Boolean algebra is fundamental to understanding control structures and refactoring. For example, I've seen many bugs caused by programmers who didn't know (or couldn't use) deMorgan's law. As another example, how many programmers immediately recognize that
if (condition-1) {
if (condition-2) {
action-1
} else {
action-2
} else {
action-2
}
can be rewritten as
if (condition-1 and condition-2) {
action-1
} else {
action-2
}
Discrete mathematics and combinatorics are tremendously helpful in understanding the performance of various algorithms and data structures.
As mentioned by Baltimark, mathematical induction is very useful in reasoning about loops and recursion.
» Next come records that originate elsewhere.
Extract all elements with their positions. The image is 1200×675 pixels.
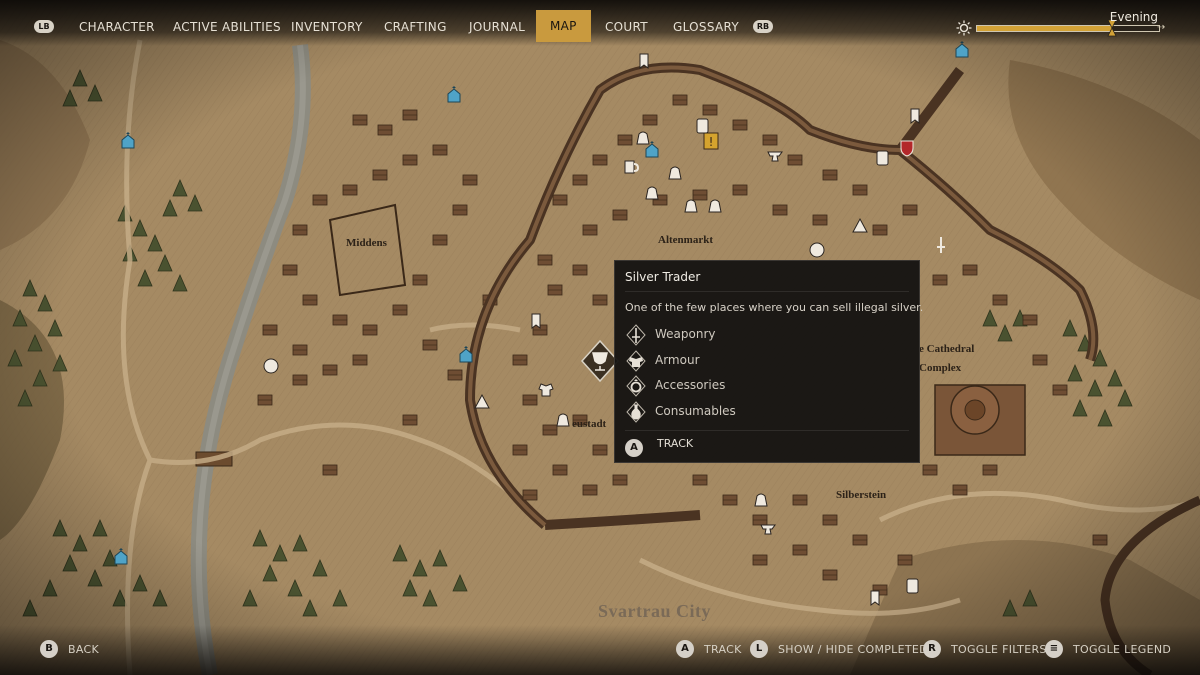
merchant-bag-icon[interactable] — [634, 128, 652, 146]
church-map-pin-icon[interactable] — [445, 85, 463, 103]
tooltip-title: Silver Trader — [625, 270, 701, 284]
sword-pin-icon[interactable] — [932, 236, 950, 254]
tab-character[interactable]: CHARACTER — [79, 14, 155, 40]
bathhouse-icon[interactable] — [473, 392, 491, 410]
notice-board-icon[interactable] — [693, 117, 711, 135]
notice-board-icon[interactable] — [873, 149, 891, 167]
service-label: Armour — [655, 353, 700, 367]
tab-journal[interactable]: JOURNAL — [469, 14, 525, 40]
location-tooltip: Silver Trader One of the few places wher… — [614, 260, 924, 463]
map-label-cathedral: e Cathedral — [919, 343, 975, 355]
tab-crafting[interactable]: CRAFTING — [384, 14, 447, 40]
b-button-icon[interactable]: B — [40, 640, 58, 658]
church-map-pin-icon[interactable] — [112, 547, 130, 565]
tailor-icon[interactable] — [808, 241, 826, 259]
bathhouse-icon[interactable] — [851, 216, 869, 234]
church-map-pin-icon[interactable] — [457, 345, 475, 363]
lb-button[interactable]: LB — [34, 20, 54, 33]
tooltip-track-action[interactable]: A TRACK — [625, 435, 693, 457]
rb-button[interactable]: RB — [753, 20, 773, 33]
armour-icon — [626, 350, 646, 372]
show-hide-label[interactable]: SHOW / HIDE COMPLETED — [778, 643, 928, 656]
merchant-bag-icon[interactable] — [554, 410, 572, 428]
map-label-neustadt: eustadt — [572, 418, 607, 430]
merchant-bag-icon[interactable] — [682, 196, 700, 214]
tooltip-divider — [625, 291, 909, 292]
a-button-icon[interactable]: A — [676, 640, 694, 658]
armourer-icon[interactable] — [537, 380, 555, 398]
time-of-day-label: Evening — [1109, 10, 1158, 24]
merchant-bag-icon[interactable] — [643, 183, 661, 201]
tab-map[interactable]: MAP — [536, 10, 591, 42]
gate-banner-icon[interactable] — [527, 313, 545, 331]
tooltip-description: One of the few places where you can sell… — [625, 301, 924, 314]
church-map-pin-icon[interactable] — [119, 131, 137, 149]
l-stick-icon[interactable]: L — [750, 640, 768, 658]
gate-banner-icon[interactable] — [866, 590, 884, 608]
merchant-bag-icon[interactable] — [666, 163, 684, 181]
tab-inventory[interactable]: INVENTORY — [291, 14, 363, 40]
top-navigation-bar: LB CHARACTER ACTIVE ABILITIES INVENTORY … — [0, 0, 1200, 46]
toggle-filters-label[interactable]: TOGGLE FILTERS — [951, 643, 1047, 656]
svg-text:!: ! — [709, 135, 714, 149]
service-label: Weaponry — [655, 327, 716, 341]
merchant-bag-icon[interactable] — [706, 196, 724, 214]
time-of-day-progress — [976, 25, 1160, 32]
gate-banner-icon[interactable] — [635, 53, 653, 71]
track-label[interactable]: TRACK — [657, 437, 693, 450]
tavern-mug-icon[interactable] — [622, 157, 640, 175]
time-of-day-fill — [977, 26, 1112, 31]
map-label-altenmarkt: Altenmarkt — [658, 234, 713, 246]
guild-shield-icon[interactable] — [898, 139, 916, 157]
merchant-bag-icon[interactable] — [752, 490, 770, 508]
gate-banner-icon[interactable] — [906, 108, 924, 126]
track-hint-label[interactable]: TRACK — [704, 643, 742, 656]
tailor-icon[interactable] — [262, 357, 280, 375]
service-label: Consumables — [655, 404, 736, 418]
map-label-middens: Middens — [346, 237, 387, 249]
tab-active-abilities[interactable]: ACTIVE ABILITIES — [173, 14, 281, 40]
potion-icon — [626, 401, 646, 423]
service-label: Accessories — [655, 378, 726, 392]
blacksmith-anvil-icon[interactable] — [759, 519, 777, 537]
r-stick-icon[interactable]: R — [923, 640, 941, 658]
sword-icon — [626, 324, 646, 346]
tab-court[interactable]: COURT — [605, 14, 648, 40]
time-end-arrow-icon: ⇢ — [1157, 22, 1166, 33]
notice-board-icon[interactable] — [903, 577, 921, 595]
tooltip-divider — [625, 430, 909, 431]
a-button-icon[interactable]: A — [625, 439, 643, 457]
map-label-city: Svartrau City — [598, 601, 711, 621]
world-map[interactable] — [0, 0, 1200, 675]
sun-icon — [956, 20, 972, 36]
map-label-cathedral-complex: Complex — [919, 362, 962, 374]
ring-icon — [626, 375, 646, 397]
tab-glossary[interactable]: GLOSSARY — [673, 14, 739, 40]
map-label-silberstein: Silberstein — [836, 489, 887, 501]
back-label[interactable]: BACK — [68, 643, 99, 656]
blacksmith-anvil-icon[interactable] — [766, 146, 784, 164]
toggle-legend-label[interactable]: TOGGLE LEGEND — [1073, 643, 1171, 656]
menu-button-icon[interactable]: ≡ — [1045, 640, 1063, 658]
Set theory is the basis of relational databases and SQL.
By way of analogy, let me point out that carpenters routinely use a variety of rule-of-thumb techniques in constructing things like roofs and stairs. However, a knowledge of geometry allows you to solve problems for which you don't have a "canned" rule of thumb. It's like learning to read via phonetics versus sight-recognition of a basic vocabulary. 90+% of the time there's not much difference. But when you run into an unfamiliar situation, it's VERY nice to have the tools to work out the solution yourself.
Finally, the rigor/precision required by mathematics is very useful preparation for programming, regardless of specific technique. Again, many of the bugs in programming (or even specifications) that I've seen in my career have sloppy thinking at their root cause.